Journalists were faced with a familiar ethical dilemma Wednesday after Russian hackers leaked private medical information from three prominent U.S. Olympians: Simone Biles, Serena Williams and Venus Williams.

The leaks, which follow hacks of the Democratic National Committee and the Hillary Clinton campaign, come with previously undisclosed revelations, including that Biles received an exemption to use otherwise banned drugs.

Today's breach, a slew of previous hacks and the near certainty of a newsworthy leak in the future raise important questions regarding how journalists should handle public disclosures of sensitive information. Should journalists report from those medical records? Should they publish the records in their entirety? And how can reporters use the information responsibly without glorifying the wrongdoing that led to their disclosure?

Below is a question-and-answer session with Kelly McBride, Poynter's vice president of academic programs and media ethicist, about how journalists should deal with leaked information.

Should journalists make use of the records?

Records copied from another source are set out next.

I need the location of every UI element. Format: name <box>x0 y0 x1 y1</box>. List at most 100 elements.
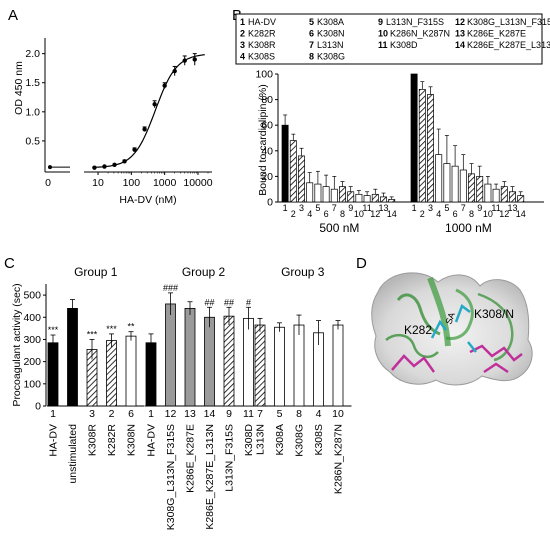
bar-number-label: 6 <box>128 408 134 420</box>
y-tick-label: 2.0 <box>25 48 40 60</box>
bar <box>380 196 387 203</box>
residue-stick <box>467 341 477 353</box>
data-point <box>182 58 187 63</box>
bar-category-label: 1 <box>283 203 288 213</box>
bar-category-label: 10 <box>354 209 364 219</box>
panel-d-label: D <box>356 255 367 272</box>
bar <box>468 173 475 203</box>
group-title: Group 1 <box>74 265 118 279</box>
bar-category-label: 3 <box>428 203 433 213</box>
data-point <box>122 159 127 164</box>
group-label: 1000 nM <box>445 221 492 235</box>
x-tick-label: 1000 <box>153 177 177 189</box>
legend-number: 3 <box>240 40 245 50</box>
bar <box>145 342 157 407</box>
bar-number-label: 1 <box>50 408 56 420</box>
bar <box>435 154 443 203</box>
legend-entry: HA-DV <box>248 17 276 27</box>
data-point <box>102 164 107 169</box>
bar-number-label: 12 <box>165 408 177 420</box>
bar-category-label: 7 <box>461 203 466 213</box>
bar <box>330 188 338 203</box>
bar-category-label: 3 <box>299 203 304 213</box>
y-tick-label: 500 <box>23 290 41 302</box>
data-point <box>192 57 197 62</box>
bar-number-label: 2 <box>109 408 115 420</box>
y-tick-label: 100 <box>23 378 41 390</box>
bar <box>281 124 289 203</box>
legend-entry: K308A <box>317 17 344 27</box>
legend-entry: K286E_K287E <box>467 29 526 39</box>
panel-b-legend: 1 HA-DV 5 K308A 9 L313N_F315S 12 K308G_L313N_F3… <box>240 17 550 62</box>
panel-a-label: A <box>8 7 18 24</box>
bar-category-label: 5 <box>444 203 449 213</box>
significance-mark: *** <box>87 329 98 339</box>
significance-mark: # <box>246 297 251 307</box>
y-tick-label: 200 <box>23 356 41 368</box>
surface-envelope <box>371 272 533 386</box>
bar-name-label: K286N_K287N <box>333 424 345 494</box>
legend-number: 2 <box>240 29 245 39</box>
panel-c-bars: Group 1***1HA-DV unstimulated***3K308R***… <box>48 265 345 530</box>
data-point <box>162 83 167 88</box>
lipid-stick-3 <box>483 362 509 374</box>
loop-ribbon-2 <box>477 292 514 362</box>
bar <box>355 193 363 203</box>
bar <box>67 307 78 407</box>
data-point <box>112 162 117 167</box>
bar-category-label: 8 <box>340 209 345 219</box>
fit-curve-path <box>94 54 205 168</box>
y-tick-label: 1.0 <box>25 106 40 118</box>
y-tick-label: 1.5 <box>25 77 40 89</box>
bar-name-label: HA-DV <box>146 424 158 457</box>
bar <box>289 140 297 203</box>
bar-category-label: 9 <box>348 203 353 213</box>
panel-a-fit-curve <box>52 54 205 168</box>
y-tick-label: 100 <box>255 69 273 81</box>
bar <box>223 315 235 407</box>
bar-category-label: 5 <box>315 203 320 213</box>
legend-number: 12 <box>455 17 465 27</box>
legend-entry: K308G <box>317 52 345 62</box>
bar <box>306 182 314 203</box>
bar <box>476 176 484 203</box>
bar-name-label: K308A <box>274 424 286 456</box>
lipid-stick-2 <box>469 344 523 362</box>
bar <box>427 94 434 203</box>
bar <box>322 186 330 203</box>
bar-name-label: L313N <box>255 424 267 455</box>
helix-ribbon <box>396 293 441 336</box>
panel-c: C Procoagulant activity (sec) 0 100 200 300… <box>4 255 352 530</box>
bar <box>314 183 322 203</box>
bar-category-label: 13 <box>507 203 517 213</box>
bar-name-label: K286E_K287E_L313N <box>204 424 216 530</box>
data-point <box>172 68 177 74</box>
label-sa: SA <box>443 311 457 326</box>
data-point <box>132 147 137 152</box>
bar <box>298 155 305 203</box>
bar-name-label: K308R <box>87 424 99 457</box>
bar <box>106 340 117 407</box>
y-tick-label: 400 <box>23 312 41 324</box>
loop-ribbon-3 <box>385 333 439 359</box>
bar <box>443 163 451 203</box>
bar <box>184 307 196 407</box>
significance-mark: ## <box>204 297 214 307</box>
bar-category-label: 14 <box>516 209 526 219</box>
x-tick-label: 100 <box>123 177 141 189</box>
bar-category-label: 12 <box>370 209 380 219</box>
bar <box>418 89 426 203</box>
y-tick-label: 60 <box>261 120 273 132</box>
bar <box>274 326 285 407</box>
bar-category-label: 7 <box>332 203 337 213</box>
y-tick-label: 0 <box>35 401 41 413</box>
bar-category-label: 14 <box>387 209 397 219</box>
bar <box>339 186 346 203</box>
bar <box>293 324 305 407</box>
bar-number-label: 13 <box>184 408 196 420</box>
legend-entry: K308N <box>317 29 345 39</box>
bar-number-label: 5 <box>277 408 283 420</box>
panel-a-points <box>48 53 197 170</box>
x-tick-label: 0 <box>45 177 51 189</box>
legend-entry: K308G_L313N_F315S <box>467 17 550 27</box>
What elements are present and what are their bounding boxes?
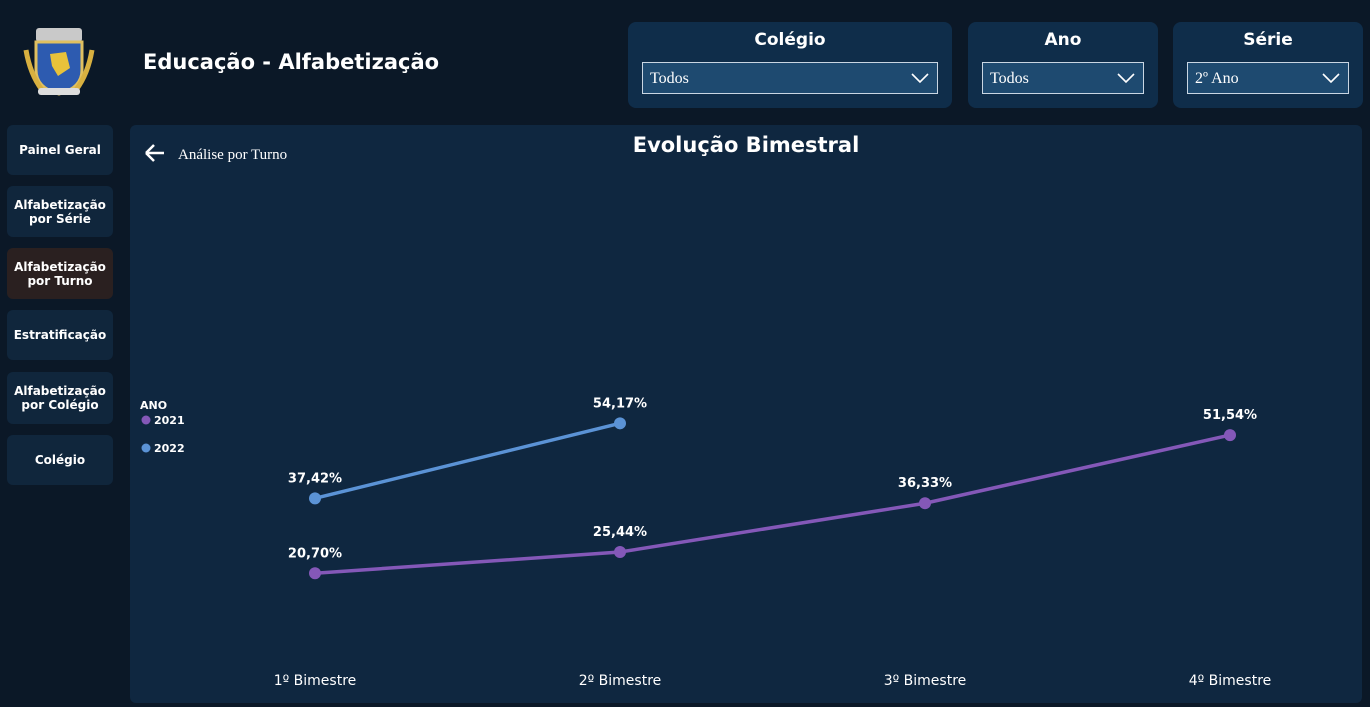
dropdown[interactable]: 2º Ano bbox=[1187, 62, 1349, 94]
legend-label: 2021 bbox=[154, 414, 185, 427]
dropdown[interactable]: Todos bbox=[982, 62, 1144, 94]
data-label: 54,17% bbox=[593, 396, 647, 411]
legend-title: ANO bbox=[140, 399, 167, 412]
chevron bbox=[1117, 73, 1135, 84]
series-line bbox=[314, 421, 621, 501]
filter-label: Ano bbox=[1044, 30, 1082, 50]
back-link[interactable]: Análise por Turno bbox=[145, 144, 287, 163]
nav-button[interactable]: Alfabetização por Turno bbox=[7, 248, 113, 299]
data-point bbox=[614, 417, 626, 430]
data-label: 51,54% bbox=[1203, 408, 1257, 423]
filter-label: Colégio bbox=[754, 30, 826, 50]
dropdown-value: 2º Ano bbox=[1195, 70, 1239, 87]
x-tick-label: 2º Bimestre bbox=[579, 673, 662, 689]
nav-button[interactable]: Painel Geral bbox=[7, 125, 113, 175]
legend-swatch bbox=[141, 443, 151, 453]
back-arrow bbox=[145, 144, 164, 162]
series-line bbox=[314, 433, 1231, 576]
filter[interactable]: Ano Todos bbox=[968, 22, 1158, 108]
chart: Análise por Turno Evolução Bimestral ANO… bbox=[140, 133, 1272, 689]
data-point bbox=[1224, 429, 1236, 442]
nav-button[interactable]: Colégio bbox=[7, 435, 113, 485]
data-label: 25,44% bbox=[593, 525, 647, 540]
chevron bbox=[911, 73, 929, 84]
data-label: 37,42% bbox=[288, 471, 342, 486]
page-title: Educação - Alfabetização bbox=[143, 50, 440, 74]
data-label: 20,70% bbox=[288, 546, 342, 561]
filter[interactable]: Série 2º Ano bbox=[1173, 22, 1363, 108]
x-tick-label: 1º Bimestre bbox=[274, 673, 357, 689]
back-label: Análise por Turno bbox=[178, 147, 287, 163]
legend-swatch bbox=[141, 415, 151, 425]
nav-button[interactable]: Alfabetização por Colégio bbox=[7, 372, 113, 424]
x-tick-label: 4º Bimestre bbox=[1189, 673, 1272, 689]
data-point bbox=[614, 546, 626, 559]
data-point bbox=[919, 497, 931, 510]
filter[interactable]: Colégio Todos bbox=[628, 22, 952, 108]
nav-button[interactable]: Estratificação bbox=[7, 310, 113, 360]
chevron bbox=[1322, 73, 1340, 84]
logo bbox=[23, 28, 95, 96]
chart-title: Evolução Bimestral bbox=[633, 133, 860, 157]
data-point bbox=[309, 492, 321, 505]
legend-label: 2022 bbox=[154, 442, 185, 455]
dropdown-value: Todos bbox=[650, 70, 689, 87]
dropdown-value: Todos bbox=[990, 70, 1029, 87]
filter-label: Série bbox=[1243, 30, 1293, 50]
chart-panel: Análise por Turno Evolução Bimestral ANO… bbox=[130, 125, 1362, 703]
x-tick-label: 3º Bimestre bbox=[884, 673, 967, 689]
data-label: 36,33% bbox=[898, 476, 952, 491]
data-point bbox=[309, 567, 321, 580]
nav-button[interactable]: Alfabetização por Série bbox=[7, 186, 113, 237]
dropdown[interactable]: Todos bbox=[642, 62, 938, 94]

The operative words here are ‘make use.’ If your job is to report on the Olympics, any of the sports involved or any of the athletes involved, then you'd be foolish and irresponsible if you didn’t look at these records. They are a window into the lives of these individuals, the way the Olympic doping policies work and broader stories about high-level performance. Once something is part of the public domain, it’s futile and impractical for a journalist to argue that on principle, that material is off limits.

Should journalists publish the records themselves?

No. There’s a lot of coded information in medical records that cannot be discerned by the amateur but allows a professional a further window. Disseminating the records more widely furthers the invasion of privacy. Journalists should also avoid linking to the records, for the same reason.

How can journalists responsibly use the information and avoid glorifying the illegal hack?

In addition to not re-publishing the records or linking to them, journalists can minimize the coverage of the hackers outside of stories about the actual hack. For instance, in a story about athletes and treatment for attention-deficit disorder, there is no need to specifically mention the name of the hackers or quote extensively from their statements. It’s more appropriate to mention lower in the body of the story that the information became available after a hack of Olympians medical records and doping tests.